After passing through a plurality of such birefringent layers, the initial wave S is replaced by two sequences of waves, each polarized on the anisotropy axis of the last medium to be passed through, with each of these sequences comprising a sum of 2n−1 components, where n is the number of layer interfaces through which the wave has passed.
Thus, on leaving the last layer, a set of signal components is obtained in a first polarization together with a set of signal components in the second polarization.
In seismic applications, birefringency presents two opposing aspects.
It presents a positive aspect since it is theoretically possible to perform inversion for each layer and obtain the orientation of the anisotropy axes and the delay between slow propagation and fast propagation, and these parameters are of interest in exploring for oil (characterizing fractures).
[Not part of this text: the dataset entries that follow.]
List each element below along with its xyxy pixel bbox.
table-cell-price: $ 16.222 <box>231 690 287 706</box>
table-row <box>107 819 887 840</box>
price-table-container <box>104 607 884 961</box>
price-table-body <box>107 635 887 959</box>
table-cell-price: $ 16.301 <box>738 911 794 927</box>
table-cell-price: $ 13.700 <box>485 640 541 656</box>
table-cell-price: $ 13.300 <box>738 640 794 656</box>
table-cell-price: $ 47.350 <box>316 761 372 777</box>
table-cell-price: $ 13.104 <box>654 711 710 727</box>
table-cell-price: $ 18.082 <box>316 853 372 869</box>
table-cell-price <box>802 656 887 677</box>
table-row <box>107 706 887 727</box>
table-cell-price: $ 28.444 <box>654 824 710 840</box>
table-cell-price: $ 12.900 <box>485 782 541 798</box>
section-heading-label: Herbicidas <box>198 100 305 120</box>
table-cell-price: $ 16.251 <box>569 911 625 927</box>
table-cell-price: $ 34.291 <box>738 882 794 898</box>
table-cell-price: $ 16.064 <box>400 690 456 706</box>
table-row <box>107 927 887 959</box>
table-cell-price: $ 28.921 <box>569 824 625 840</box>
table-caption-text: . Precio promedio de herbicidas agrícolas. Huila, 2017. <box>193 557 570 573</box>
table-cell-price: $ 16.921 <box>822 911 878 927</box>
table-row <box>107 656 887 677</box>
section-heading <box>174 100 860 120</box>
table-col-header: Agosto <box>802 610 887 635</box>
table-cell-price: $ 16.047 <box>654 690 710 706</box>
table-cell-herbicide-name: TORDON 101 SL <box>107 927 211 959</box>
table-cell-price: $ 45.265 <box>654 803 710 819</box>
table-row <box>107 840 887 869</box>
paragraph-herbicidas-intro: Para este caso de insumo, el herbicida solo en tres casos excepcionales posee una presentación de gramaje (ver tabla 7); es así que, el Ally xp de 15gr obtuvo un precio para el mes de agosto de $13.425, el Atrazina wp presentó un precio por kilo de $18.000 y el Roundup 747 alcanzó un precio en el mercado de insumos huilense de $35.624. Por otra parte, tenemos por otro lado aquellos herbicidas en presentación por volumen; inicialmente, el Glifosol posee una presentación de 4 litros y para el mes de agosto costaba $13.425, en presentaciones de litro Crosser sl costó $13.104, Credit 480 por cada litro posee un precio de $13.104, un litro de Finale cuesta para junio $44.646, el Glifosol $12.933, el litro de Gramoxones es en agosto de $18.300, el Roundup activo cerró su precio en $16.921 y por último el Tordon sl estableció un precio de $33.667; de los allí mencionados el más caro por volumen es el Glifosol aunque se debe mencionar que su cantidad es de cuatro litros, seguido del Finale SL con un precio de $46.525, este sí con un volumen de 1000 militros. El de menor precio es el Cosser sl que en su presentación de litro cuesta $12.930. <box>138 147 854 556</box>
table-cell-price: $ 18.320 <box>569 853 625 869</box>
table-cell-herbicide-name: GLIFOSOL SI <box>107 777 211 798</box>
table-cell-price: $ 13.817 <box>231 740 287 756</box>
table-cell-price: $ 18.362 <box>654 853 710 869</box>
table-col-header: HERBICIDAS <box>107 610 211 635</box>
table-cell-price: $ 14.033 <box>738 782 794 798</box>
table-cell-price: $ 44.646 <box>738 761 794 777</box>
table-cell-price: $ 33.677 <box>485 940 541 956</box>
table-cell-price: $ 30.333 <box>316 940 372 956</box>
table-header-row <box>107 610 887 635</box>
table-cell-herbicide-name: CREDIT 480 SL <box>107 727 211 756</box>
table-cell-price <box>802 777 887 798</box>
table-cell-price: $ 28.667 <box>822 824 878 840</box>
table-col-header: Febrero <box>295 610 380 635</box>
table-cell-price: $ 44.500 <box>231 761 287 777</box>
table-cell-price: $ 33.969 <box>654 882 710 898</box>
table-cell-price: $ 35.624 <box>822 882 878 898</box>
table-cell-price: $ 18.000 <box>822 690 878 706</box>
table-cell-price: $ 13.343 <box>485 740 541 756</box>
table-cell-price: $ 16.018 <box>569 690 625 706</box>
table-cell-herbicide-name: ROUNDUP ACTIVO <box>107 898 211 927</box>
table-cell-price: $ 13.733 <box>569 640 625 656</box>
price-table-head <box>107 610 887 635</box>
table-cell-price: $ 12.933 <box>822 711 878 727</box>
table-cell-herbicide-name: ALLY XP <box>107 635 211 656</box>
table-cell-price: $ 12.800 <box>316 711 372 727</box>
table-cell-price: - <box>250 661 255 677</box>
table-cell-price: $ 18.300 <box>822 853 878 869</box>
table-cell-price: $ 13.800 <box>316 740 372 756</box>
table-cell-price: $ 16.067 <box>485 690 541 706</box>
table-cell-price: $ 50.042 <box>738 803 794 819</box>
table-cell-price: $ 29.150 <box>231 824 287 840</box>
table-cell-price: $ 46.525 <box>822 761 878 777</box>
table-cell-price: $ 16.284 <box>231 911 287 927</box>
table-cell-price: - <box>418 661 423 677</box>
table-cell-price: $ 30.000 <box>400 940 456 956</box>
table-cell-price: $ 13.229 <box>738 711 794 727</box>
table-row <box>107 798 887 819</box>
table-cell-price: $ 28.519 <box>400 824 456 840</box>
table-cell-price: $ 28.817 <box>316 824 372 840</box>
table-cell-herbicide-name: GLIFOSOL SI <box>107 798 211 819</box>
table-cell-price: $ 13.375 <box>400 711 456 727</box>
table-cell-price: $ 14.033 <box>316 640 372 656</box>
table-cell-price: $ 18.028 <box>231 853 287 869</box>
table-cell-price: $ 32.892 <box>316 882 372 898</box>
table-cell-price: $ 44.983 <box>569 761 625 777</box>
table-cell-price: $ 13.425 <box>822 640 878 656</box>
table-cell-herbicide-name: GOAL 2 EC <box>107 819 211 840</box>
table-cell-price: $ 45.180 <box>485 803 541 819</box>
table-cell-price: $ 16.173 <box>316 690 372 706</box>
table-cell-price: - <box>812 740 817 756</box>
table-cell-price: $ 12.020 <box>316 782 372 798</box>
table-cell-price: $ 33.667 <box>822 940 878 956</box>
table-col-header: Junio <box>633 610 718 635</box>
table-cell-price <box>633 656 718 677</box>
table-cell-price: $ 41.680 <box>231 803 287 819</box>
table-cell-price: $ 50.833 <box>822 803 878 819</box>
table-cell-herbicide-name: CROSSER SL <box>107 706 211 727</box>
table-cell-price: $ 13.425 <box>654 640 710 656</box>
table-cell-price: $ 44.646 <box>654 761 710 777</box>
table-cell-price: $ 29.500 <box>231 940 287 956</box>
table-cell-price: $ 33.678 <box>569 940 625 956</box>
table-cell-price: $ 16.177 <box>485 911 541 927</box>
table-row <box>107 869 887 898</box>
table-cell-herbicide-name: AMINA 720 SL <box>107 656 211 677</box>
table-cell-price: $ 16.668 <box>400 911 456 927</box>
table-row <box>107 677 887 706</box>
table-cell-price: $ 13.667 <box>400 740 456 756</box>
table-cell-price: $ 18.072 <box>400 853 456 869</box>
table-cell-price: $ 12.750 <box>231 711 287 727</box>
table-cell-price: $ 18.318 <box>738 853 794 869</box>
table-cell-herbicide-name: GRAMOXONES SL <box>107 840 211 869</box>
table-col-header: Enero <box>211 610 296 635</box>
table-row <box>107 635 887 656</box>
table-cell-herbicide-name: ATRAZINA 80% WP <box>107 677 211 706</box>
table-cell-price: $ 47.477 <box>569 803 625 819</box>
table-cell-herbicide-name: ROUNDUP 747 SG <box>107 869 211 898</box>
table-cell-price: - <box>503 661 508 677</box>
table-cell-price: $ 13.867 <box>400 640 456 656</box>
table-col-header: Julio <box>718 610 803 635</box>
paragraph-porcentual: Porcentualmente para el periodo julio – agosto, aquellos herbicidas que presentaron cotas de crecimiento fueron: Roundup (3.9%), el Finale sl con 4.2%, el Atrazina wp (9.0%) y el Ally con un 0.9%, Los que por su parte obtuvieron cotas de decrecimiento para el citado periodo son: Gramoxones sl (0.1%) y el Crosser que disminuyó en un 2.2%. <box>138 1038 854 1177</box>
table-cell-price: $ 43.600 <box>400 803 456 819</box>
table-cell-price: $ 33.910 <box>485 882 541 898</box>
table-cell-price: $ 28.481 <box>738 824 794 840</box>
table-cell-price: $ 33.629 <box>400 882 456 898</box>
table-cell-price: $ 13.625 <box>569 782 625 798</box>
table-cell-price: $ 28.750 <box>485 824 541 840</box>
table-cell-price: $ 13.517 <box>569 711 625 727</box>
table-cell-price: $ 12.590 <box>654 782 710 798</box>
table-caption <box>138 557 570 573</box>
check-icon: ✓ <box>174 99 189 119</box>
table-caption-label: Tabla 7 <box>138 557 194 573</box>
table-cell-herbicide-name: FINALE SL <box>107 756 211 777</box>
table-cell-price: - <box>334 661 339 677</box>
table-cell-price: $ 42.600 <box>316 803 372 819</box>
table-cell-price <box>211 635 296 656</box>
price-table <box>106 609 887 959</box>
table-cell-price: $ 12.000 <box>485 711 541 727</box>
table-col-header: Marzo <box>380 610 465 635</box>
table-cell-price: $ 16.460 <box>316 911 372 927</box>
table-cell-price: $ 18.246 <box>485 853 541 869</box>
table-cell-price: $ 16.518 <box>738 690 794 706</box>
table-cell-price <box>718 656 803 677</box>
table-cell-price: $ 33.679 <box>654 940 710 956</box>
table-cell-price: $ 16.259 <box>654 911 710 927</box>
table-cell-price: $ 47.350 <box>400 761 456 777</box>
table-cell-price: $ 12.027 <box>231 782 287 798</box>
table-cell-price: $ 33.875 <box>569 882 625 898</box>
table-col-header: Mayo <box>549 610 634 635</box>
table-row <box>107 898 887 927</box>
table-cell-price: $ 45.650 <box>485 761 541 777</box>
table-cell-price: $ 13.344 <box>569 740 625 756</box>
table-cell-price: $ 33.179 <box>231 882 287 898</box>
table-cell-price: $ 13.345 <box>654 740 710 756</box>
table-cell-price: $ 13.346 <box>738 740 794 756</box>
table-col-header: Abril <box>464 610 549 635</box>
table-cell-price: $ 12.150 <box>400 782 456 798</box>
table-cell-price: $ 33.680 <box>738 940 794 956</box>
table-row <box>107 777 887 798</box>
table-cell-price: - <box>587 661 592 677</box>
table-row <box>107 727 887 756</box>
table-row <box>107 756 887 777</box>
It also presents a negative aspect since the complexity of the resulting sequence of 2n waves recorded by the seismic sensors confuses the final message. Birefringence needs to be inverted by calculation to recover the full potential of the exploration.
In the specification below, “dn” represents, for each layer n passed through, the time delay introduced between slow propagation S2 and fast propagation S1 (where n is an integer number corresponding to an index for the layers); “an” corresponds to the angle that exists between the fast axis of the layer n−1 and the fast axis of the layer n.
Algorithms are already known that make it possible to look for the parameters a and d relating to passing through a single layer.
These parameters a and d are generally calculated for trace portions having a duration of about 100 milliseconds (ms) (R. M. Alford, 1986, “Shear data in the presence of azimuthal anisotropy” SEG exp. abs., pp. 476-479; H. B. Lynn and Thomsen, 1990, “Reflection shear wave data collected near the principal axes of azimuthal anisotropy” Geophysics 55 (2), 147; L. A. Thomsen, I. Tsvankin, M. C. Mueller, 1995 “Layer stripping of azimuthal anisotropy from reflection shear wave data” SEG exp. abs., pp. 289-292; R. J. Garotta, “Detection of azimuthal anisotropy” 1989, SEG exp. abs., pp. 861-863).